Tale of Two Women

Tale of Two Women

A few weeks ago I chanced upon an article about an alleged suicide of a 30-year-old woman. The victim, a doctor with a reputed hospital in New Delhi, was harassed by her husband and in-laws for dowry. The doctor, as per newspaper reports, had injected herself with a poisonous substance to end her miseries. 

This was not a rare piece of news - dowry deaths are common in India. The latest National Crime Records Bureau Data shows that there were 7,646 victims in 2015. The good news is that numbers have reduced from 2014 which had seen a 5.2% rise in cases of dowry deaths from the previous year. In 2014, there were 8,501 dowry deaths. However, the bad news is that despite being illegal, dowry continues to be given and taken unabated. It has just donned inoffensive nomenclature – gift and property.  

Despite its usual everyday prevalence this news was striking and in contrast to what I had just experienced a day before. I was back from a field trip to Chitrakoot Dham (Karwi) where I met Mubina Khatun. The 30-year-old was at her grocery shop in a by-lane in Karwi town. I was meeting her through Vanangna, one of our gender partners in Uttar Pradesh. Married in 2009, she was physically and mentally abused, and harassed for dowry. The state has had the highest number of dowry deaths in the country. By the last count, (National Crime Records Bureau -NCRB-2015) UP accounted for 31% of dowry deaths.  

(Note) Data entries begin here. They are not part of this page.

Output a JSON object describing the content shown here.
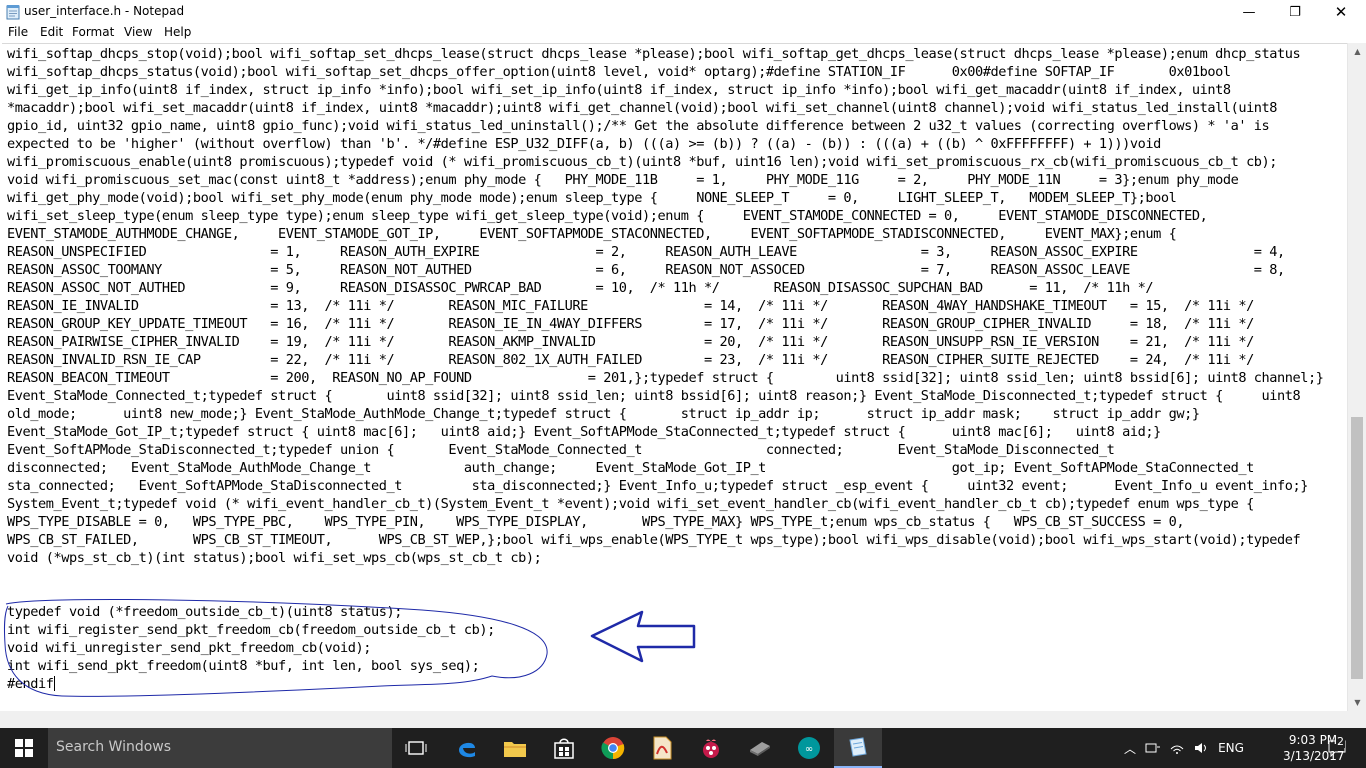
{
  "window": {
    "title": "user_interface.h - Notepad",
    "minimize_glyph": "—",
    "maximize_glyph": "❐",
    "close_glyph": "✕"
  },
  "menu": [
    "File",
    "Edit",
    "Format",
    "View",
    "Help"
  ],
  "editor": {
    "lines": [
      "wifi_softap_dhcps_stop(void);bool wifi_softap_set_dhcps_lease(struct dhcps_lease *please);bool wifi_softap_get_dhcps_lease(struct dhcps_lease *please);enum dhcp_status",
      "wifi_softap_dhcps_status(void);bool wifi_softap_set_dhcps_offer_option(uint8 level, void* optarg);#define STATION_IF      0x00#define SOFTAP_IF       0x01bool",
      "wifi_get_ip_info(uint8 if_index, struct ip_info *info);bool wifi_set_ip_info(uint8 if_index, struct ip_info *info);bool wifi_get_macaddr(uint8 if_index, uint8",
      "*macaddr);bool wifi_set_macaddr(uint8 if_index, uint8 *macaddr);uint8 wifi_get_channel(void);bool wifi_set_channel(uint8 channel);void wifi_status_led_install(uint8",
      "gpio_id, uint32 gpio_name, uint8 gpio_func);void wifi_status_led_uninstall();/** Get the absolute difference between 2 u32_t values (correcting overflows) * 'a' is",
      "expected to be 'higher' (without overflow) than 'b'. */#define ESP_U32_DIFF(a, b) (((a) >= (b)) ? ((a) - (b)) : (((a) + ((b) ^ 0xFFFFFFFF) + 1)))void",
      "wifi_promiscuous_enable(uint8 promiscuous);typedef void (* wifi_promiscuous_cb_t)(uint8 *buf, uint16 len);void wifi_set_promiscuous_rx_cb(wifi_promiscuous_cb_t cb);",
      "void wifi_promiscuous_set_mac(const uint8_t *address);enum phy_mode {   PHY_MODE_11B     = 1,     PHY_MODE_11G     = 2,     PHY_MODE_11N     = 3};enum phy_mode",
      "wifi_get_phy_mode(void);bool wifi_set_phy_mode(enum phy_mode mode);enum sleep_type {     NONE_SLEEP_T     = 0,     LIGHT_SLEEP_T,   MODEM_SLEEP_T};bool",
      "wifi_set_sleep_type(enum sleep_type type);enum sleep_type wifi_get_sleep_type(void);enum {     EVENT_STAMODE_CONNECTED = 0,     EVENT_STAMODE_DISCONNECTED,",
      "EVENT_STAMODE_AUTHMODE_CHANGE,     EVENT_STAMODE_GOT_IP,     EVENT_SOFTAPMODE_STACONNECTED,     EVENT_SOFTAPMODE_STADISCONNECTED,     EVENT_MAX};enum {",
      "REASON_UNSPECIFIED                = 1,     REASON_AUTH_EXPIRE               = 2,     REASON_AUTH_LEAVE                = 3,     REASON_ASSOC_EXPIRE               = 4,",
      "REASON_ASSOC_TOOMANY              = 5,     REASON_NOT_AUTHED                = 6,     REASON_NOT_ASSOCED               = 7,     REASON_ASSOC_LEAVE                = 8,",
      "REASON_ASSOC_NOT_AUTHED           = 9,     REASON_DISASSOC_PWRCAP_BAD       = 10,  /* 11h */       REASON_DISASSOC_SUPCHAN_BAD      = 11,  /* 11h */",
      "REASON_IE_INVALID                 = 13,  /* 11i */       REASON_MIC_FAILURE               = 14,  /* 11i */       REASON_4WAY_HANDSHAKE_TIMEOUT   = 15,  /* 11i */",
      "REASON_GROUP_KEY_UPDATE_TIMEOUT   = 16,  /* 11i */       REASON_IE_IN_4WAY_DIFFERS        = 17,  /* 11i */       REASON_GROUP_CIPHER_INVALID     = 18,  /* 11i */",
      "REASON_PAIRWISE_CIPHER_INVALID    = 19,  /* 11i */       REASON_AKMP_INVALID              = 20,  /* 11i */       REASON_UNSUPP_RSN_IE_VERSION    = 21,  /* 11i */",
      "REASON_INVALID_RSN_IE_CAP         = 22,  /* 11i */       REASON_802_1X_AUTH_FAILED        = 23,  /* 11i */       REASON_CIPHER_SUITE_REJECTED    = 24,  /* 11i */",
      "REASON_BEACON_TIMEOUT             = 200,  REASON_NO_AP_FOUND               = 201,};typedef struct {        uint8 ssid[32]; uint8 ssid_len; uint8 bssid[6]; uint8 channel;}",
      "Event_StaMode_Connected_t;typedef struct {       uint8 ssid[32]; uint8 ssid_len; uint8 bssid[6]; uint8 reason;} Event_StaMode_Disconnected_t;typedef struct {     uint8",
      "old_mode;      uint8 new_mode;} Event_StaMode_AuthMode_Change_t;typedef struct {       struct ip_addr ip;      struct ip_addr mask;    struct ip_addr gw;}",
      "Event_StaMode_Got_IP_t;typedef struct { uint8 mac[6];   uint8 aid;} Event_SoftAPMode_StaConnected_t;typedef struct {      uint8 mac[6];   uint8 aid;}",
      "Event_SoftAPMode_StaDisconnected_t;typedef union {       Event_StaMode_Connected_t                connected;       Event_StaMode_Disconnected_t",
      "disconnected;   Event_StaMode_AuthMode_Change_t            auth_change;     Event_StaMode_Got_IP_t                        got_ip; Event_SoftAPMode_StaConnected_t",
      "sta_connected;   Event_SoftAPMode_StaDisconnected_t         sta_disconnected;} Event_Info_u;typedef struct _esp_event {     uint32 event;      Event_Info_u event_info;}",
      "System_Event_t;typedef void (* wifi_event_handler_cb_t)(System_Event_t *event);void wifi_set_event_handler_cb(wifi_event_handler_cb_t cb);typedef enum wps_type {",
      "WPS_TYPE_DISABLE = 0,   WPS_TYPE_PBC,    WPS_TYPE_PIN,    WPS_TYPE_DISPLAY,       WPS_TYPE_MAX} WPS_TYPE_t;enum wps_cb_status {   WPS_CB_ST_SUCCESS = 0,",
      "WPS_CB_ST_FAILED,       WPS_CB_ST_TIMEOUT,      WPS_CB_ST_WEP,};bool wifi_wps_enable(WPS_TYPE_t wps_type);bool wifi_wps_disable(void);bool wifi_wps_start(void);typedef",
      "void (*wps_st_cb_t)(int status);bool wifi_set_wps_cb(wps_st_cb_t cb);",
      "",
      "",
      "typedef void (*freedom_outside_cb_t)(uint8 status);",
      "int wifi_register_send_pkt_freedom_cb(freedom_outside_cb_t cb);",
      "void wifi_unregister_send_pkt_freedom_cb(void);",
      "int wifi_send_pkt_freedom(uint8 *buf, int len, bool sys_seq);",
      "#endif"
    ]
  },
  "taskbar": {
    "search_placeholder": "Search Windows",
    "language": "ENG",
    "time": "9:03 PM",
    "date": "3/13/2017",
    "notification_count": "2"
  },
  "colors": {
    "annotation_ink": "#1f2aa8",
    "taskbar_bg": "#1f1f1f",
    "edge_blue": "#1e88e5"
  }
}
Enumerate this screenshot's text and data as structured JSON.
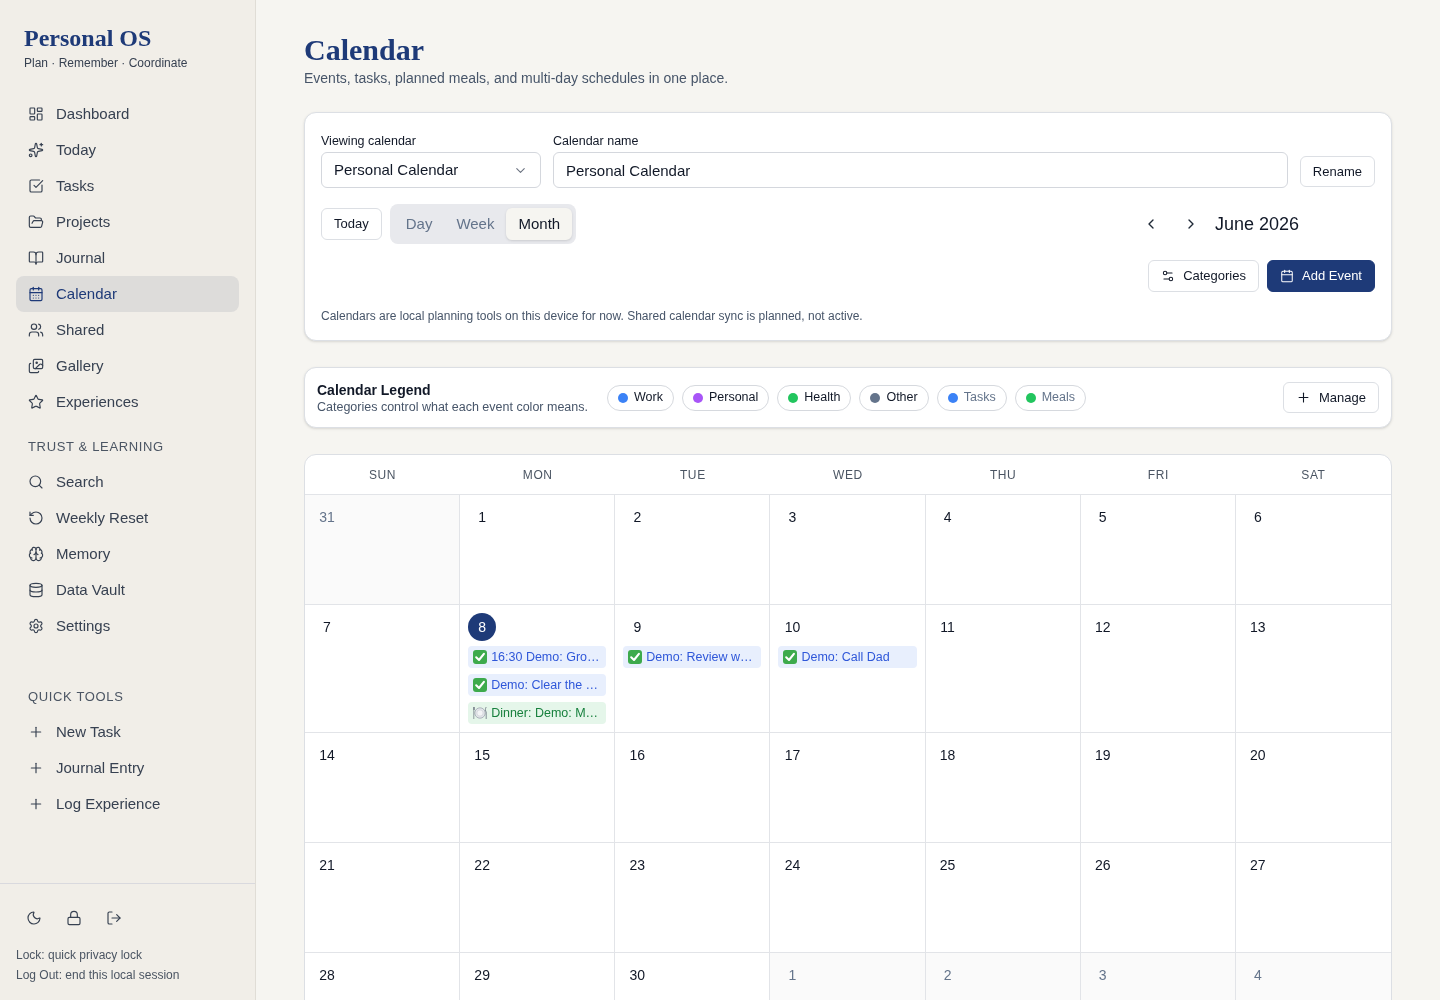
{
  "sidebar": {
    "title": "Personal OS",
    "tagline": "Plan · Remember · Coordinate",
    "nav": [
      {
        "label": "Dashboard",
        "selected": false
      },
      {
        "label": "Today",
        "selected": false
      },
      {
        "label": "Tasks",
        "selected": false
      },
      {
        "label": "Projects",
        "selected": false
      },
      {
        "label": "Journal",
        "selected": false
      },
      {
        "label": "Calendar",
        "selected": true
      },
      {
        "label": "Shared",
        "selected": false
      },
      {
        "label": "Gallery",
        "selected": false
      },
      {
        "label": "Experiences",
        "selected": false
      }
    ],
    "trust_learning": {
      "heading": "TRUST & LEARNING",
      "items": [
        {
          "label": "Search",
          "selected": false
        },
        {
          "label": "Weekly Reset",
          "selected": false
        },
        {
          "label": "Memory",
          "selected": false
        },
        {
          "label": "Data Vault",
          "selected": false
        },
        {
          "label": "Settings",
          "selected": false
        }
      ]
    },
    "quick_tools": {
      "heading": "QUICK TOOLS",
      "items": [
        "New Task",
        "Journal Entry",
        "Log Experience"
      ]
    },
    "footer_notes": [
      "Lock: quick privacy lock",
      "Log Out: end this local session"
    ]
  },
  "header": {
    "title": "Calendar",
    "subtitle": "Events, tasks, planned meals, and multi-day schedules in one place."
  },
  "controls": {
    "viewing_calendar": {
      "label": "Viewing calendar",
      "value": "Personal Calendar"
    },
    "calendar_name": {
      "label": "Calendar name",
      "value": "Personal Calendar"
    },
    "rename_button": "Rename",
    "today_button": "Today",
    "view_tabs": [
      {
        "label": "Day",
        "selected": false
      },
      {
        "label": "Week",
        "selected": false
      },
      {
        "label": "Month",
        "selected": true
      }
    ],
    "period": "June 2026",
    "categories_button": "Categories",
    "add_event_button": "Add Event",
    "note": "Calendars are local planning tools on this device for now. Shared calendar sync is planned, not active."
  },
  "legend": {
    "title": "Calendar Legend",
    "subtitle": "Categories control what each event color means.",
    "categories": [
      {
        "label": "Work",
        "color": "#3b82f6",
        "muted": false
      },
      {
        "label": "Personal",
        "color": "#a855f7",
        "muted": false
      },
      {
        "label": "Health",
        "color": "#22c55e",
        "muted": false
      },
      {
        "label": "Other",
        "color": "#64748b",
        "muted": false
      },
      {
        "label": "Tasks",
        "color": "#3b82f6",
        "muted": true
      },
      {
        "label": "Meals",
        "color": "#22c55e",
        "muted": true
      }
    ],
    "manage_button": "Manage"
  },
  "calendar": {
    "weekdays": [
      "SUN",
      "MON",
      "TUE",
      "WED",
      "THU",
      "FRI",
      "SAT"
    ],
    "weeks": [
      [
        {
          "day": "31",
          "in_month": false,
          "today": false
        },
        {
          "day": "1",
          "in_month": true,
          "today": false
        },
        {
          "day": "2",
          "in_month": true,
          "today": false
        },
        {
          "day": "3",
          "in_month": true,
          "today": false
        },
        {
          "day": "4",
          "in_month": true,
          "today": false
        },
        {
          "day": "5",
          "in_month": true,
          "today": false
        },
        {
          "day": "6",
          "in_month": true,
          "today": false
        }
      ],
      [
        {
          "day": "7",
          "in_month": true,
          "today": false
        },
        {
          "day": "8",
          "in_month": true,
          "today": true,
          "events": [
            {
              "kind": "task",
              "label": "16:30 Demo: Gro…"
            },
            {
              "kind": "task",
              "label": "Demo: Clear the …"
            },
            {
              "kind": "meal",
              "label": "Dinner: Demo: M…"
            }
          ]
        },
        {
          "day": "9",
          "in_month": true,
          "today": false,
          "events": [
            {
              "kind": "task",
              "label": "Demo: Review w…"
            }
          ]
        },
        {
          "day": "10",
          "in_month": true,
          "today": false,
          "events": [
            {
              "kind": "task",
              "label": "Demo: Call Dad"
            }
          ]
        },
        {
          "day": "11",
          "in_month": true,
          "today": false
        },
        {
          "day": "12",
          "in_month": true,
          "today": false
        },
        {
          "day": "13",
          "in_month": true,
          "today": false
        }
      ],
      [
        {
          "day": "14",
          "in_month": true,
          "today": false
        },
        {
          "day": "15",
          "in_month": true,
          "today": false
        },
        {
          "day": "16",
          "in_month": true,
          "today": false
        },
        {
          "day": "17",
          "in_month": true,
          "today": false
        },
        {
          "day": "18",
          "in_month": true,
          "today": false
        },
        {
          "day": "19",
          "in_month": true,
          "today": false
        },
        {
          "day": "20",
          "in_month": true,
          "today": false
        }
      ],
      [
        {
          "day": "21",
          "in_month": true,
          "today": false
        },
        {
          "day": "22",
          "in_month": true,
          "today": false
        },
        {
          "day": "23",
          "in_month": true,
          "today": false
        },
        {
          "day": "24",
          "in_month": true,
          "today": false
        },
        {
          "day": "25",
          "in_month": true,
          "today": false
        },
        {
          "day": "26",
          "in_month": true,
          "today": false
        },
        {
          "day": "27",
          "in_month": true,
          "today": false
        }
      ],
      [
        {
          "day": "28",
          "in_month": true,
          "today": false
        },
        {
          "day": "29",
          "in_month": true,
          "today": false
        },
        {
          "day": "30",
          "in_month": true,
          "today": false
        },
        {
          "day": "1",
          "in_month": false,
          "today": false
        },
        {
          "day": "2",
          "in_month": false,
          "today": false
        },
        {
          "day": "3",
          "in_month": false,
          "today": false
        },
        {
          "day": "4",
          "in_month": false,
          "today": false
        }
      ]
    ]
  }
}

In 2009, when Mubina got married she brought with her some jewellery and a two-wheeler but soon after her husband and in-laws began harassing her for a four-wheeler and gold. Not once during our conversation, while reliving the past, did she mention contemplating killing herself. She instead left her husband and in-laws in 2011, came back to live with her parents, approached Vanangna for help, started a grocery shop, and even took the responsibility of her widowed sister and her four children. She filed a case against her husband and in-laws to retrieve her dowry; the case is stuck for want of the defendant’s accepting the court summons and appearing for hearings. 

What was striking was the fact that while someone who was barely educated managed to spring back, the other, a medical doctor decided to take her life. Mubina, a survivor of domestic violence, basically tried to ‘get on’ with her life. The doctor, on the other hand, became a victim of domestic violence. Both the cases of domestic violence emanated from implicit and explicit demands for dowry. However, this article is not so much about cases of dowry deaths or domestic violence or the numbers that surfaces through various datasets and surveys, this is about reaching out for help, and getting support from parents, families and friends. 

During visits to the rural, semi-urban and urban centres in the last two years, it is fascinating how Dalit and Muslim women, especially, from the rural and semi-urban areas are more vocal about domestic violence. Unlike their urban counterparts, they seek help. They might choose to go for legal recourse or simply seek counselling, they might want a compromise or simply want to move out and retrieve what is rightfully theirs but they do talk about it. In most cases, the survivors of domestic violence have attached themselves to NGOs, taken control of their lives and supported others like them. 

This is not to say that women in urban centres refrain from counselling, they perhaps go for a legal recourse and a divorce eventually, but it has been noted even by counsellors that ‘those who are educated and well-off’ (from urban centres) take a lot of time to decide, and talk about it or approach for counselling. This is attributed to ‘social pressures’, and especially the concerns regarding the ‘the honour of the family’. 

One could attribute this to higher rates of domestic violence in rural areas. For instance, if we consider spousal violence, which is one of the constituents of domestic violence, the National Family Health Survey (NFHS) 3 showed that there was a 9.8% difference between the rural and urban numbers. So more violence means more reporting. 

Let’s bear in mind that women in the rural and semi-urban areas are usually non-literate or semi-literate, with absolutely no control over their bodies, left without any source of income, and usually stranded with a child or two. The women in the urban centres, more often than not, would be literate and with some source of income or capacity to earn a living. The latter should then be more confident to take control of her life. So why do they not walk out? Again, counsellors say it is the pressure of the society. After all, the onus of maintaining the fabric of marriage lies solely with the woman. The man is the absolved party. 

This is not to say that all women in the cities adjust and adapt (after all, according to the last census, 2011, divorce and separation rates in cities are rising) or that all women in the rural and semi-urban centres fight it out. But there is definitely some food for thought here. 

Mubina was fortunate to have supportive parents and siblings. Perhaps the doctor did not. It then begs the question why some parents do not support their daughters. In this day and age, why a woman is still considered a burden. Why do they not make daughters economically independent and drill in the confidence that they should not suffer any sort of violence, any sort of discrimination, anywhere. 

It’s time to tell them ‘this will always be your home and you can come whenever you want’. It’s time to stop telling them that they should only leave their in-laws on a bier. Because they already are.